The UAICC believes it is just for the Uniting Church, as a result of its enlightened understanding of the Gospel implications of creating new community, to offer a practical response to the past history of dispossession and resulting disenfranchisement of Aboriginal and Islander people from their social, economic and spiritual development of Australia, by taking action to empower the UAICC ministry by offering to share the assets of the Uniting Church. It is difficult for us again, to recall the atrocities of the past and agree to walk towards you and offer forgiveness because many of our people feel your position of influence in our present society reminds us of who committed these great offences.
As a result of the violent dispossession and resulting isolation from economic empowerment in Australia, within a great number of our people there has developed a deep anger and resentment of European people.

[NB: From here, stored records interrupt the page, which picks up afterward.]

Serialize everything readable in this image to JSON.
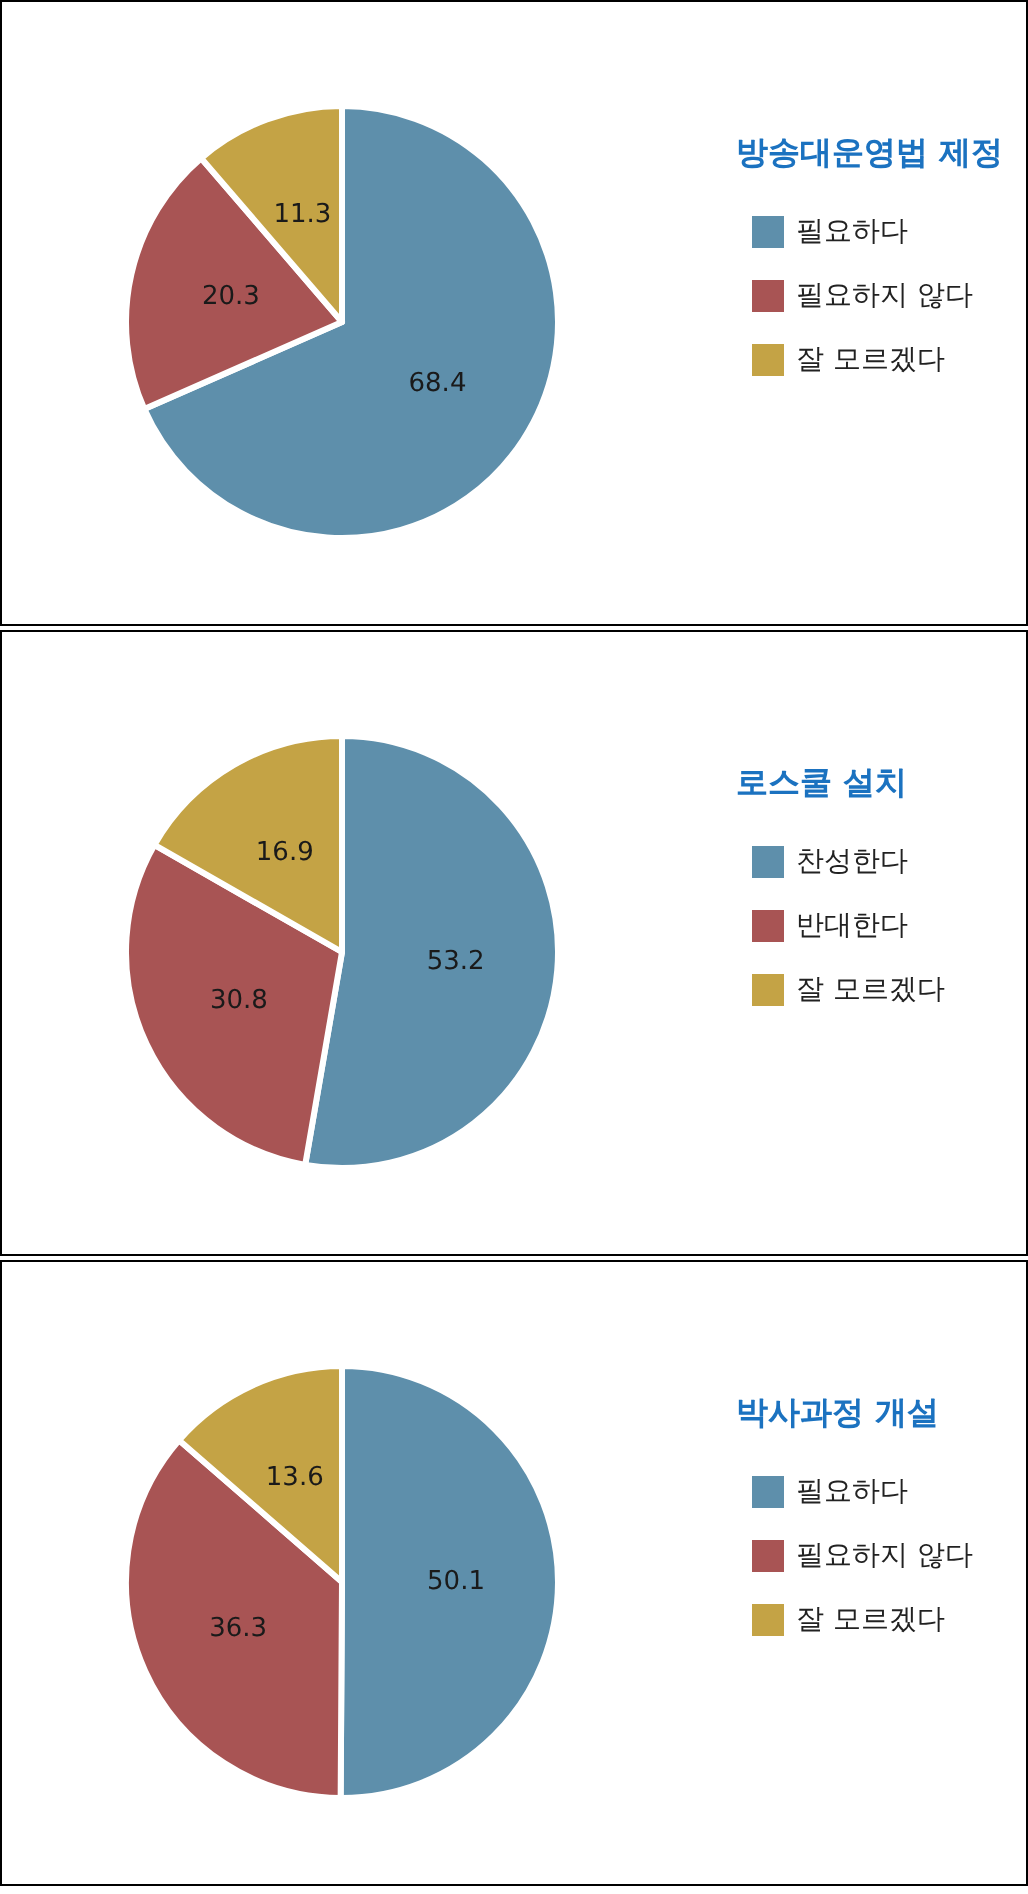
{
  "chart_data": [
    {
      "type": "pie",
      "title": "방송대운영법 제정",
      "categories": [
        "필요하다",
        "필요하지 않다",
        "잘 모르겠다"
      ],
      "values": [
        68.4,
        20.3,
        11.3
      ],
      "colors": [
        "#5e8fab",
        "#a85454",
        "#c4a345"
      ],
      "data_labels": true,
      "legend": "right"
    },
    {
      "type": "pie",
      "title": "로스쿨 설치",
      "categories": [
        "찬성한다",
        "반대한다",
        "잘 모르겠다"
      ],
      "values": [
        53.2,
        30.8,
        16.9
      ],
      "colors": [
        "#5e8fab",
        "#a85454",
        "#c4a345"
      ],
      "data_labels": true,
      "legend": "right"
    },
    {
      "type": "pie",
      "title": "박사과정 개설",
      "categories": [
        "필요하다",
        "필요하지 않다",
        "잘 모르겠다"
      ],
      "values": [
        50.1,
        36.3,
        13.6
      ],
      "colors": [
        "#5e8fab",
        "#a85454",
        "#c4a345"
      ],
      "data_labels": true,
      "legend": "right"
    }
  ]
}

Therefore it would be wrong to just say "I forgive", without reaching a commitment to work together to lay a new foundation upon which we may build a more just future together by ensuring that the Uniting Church plays an active role in providing adequate resources to address the present disadvantages caused by the past injustices and dispossession by the invasion of this country. Your commitment to be practical in seeking to be united in this relationship will be assessed by your decisions to resource the Congress ministry and to be actively involved in ministry alongside and with Aboriginal and Islander people to change the present disadvantage.
Because it is pleasing to God to love one another, and it is our commitment to do so, we invite you on behalf of Congress members to develop a new relationship by entering into the struggle of those issues that presently are the cause of continuing injustice resulting in broken relationships.
You seek our forgiveness because your understanding has been enlightened by the Spirit of the living God to recognise the failures and mistakes of the past and you desire to establish a new relationship based upon real recognition, justice and equality.
We come to this covenanting table with our gifts of Aboriginal spirituality, our culture, our Aboriginal way of loving and caring, our instinctive concern and a willingness to share and teach our history and every good aspect about being Aboriginal and Islander.
Our commitment to walk together with you as equals will be measured by our willingness to share with you our friendship and our love for God's creation.
Our people have survived on the fruits of this country and have harvested from gardens as diverse as nature can offer. We give to you our foods, drinks, the flesh of our animals, the fish of our waters and birds of the air that have sustained our people for generations gone by.
We pray that God will guide you together with us in developing a covenant to walk together practically so that the words of your statement may become a tangible expression of His justice and love for all creation. We ask you to remember this covenant by remembering that our land is now also sustaining your people by God's grace.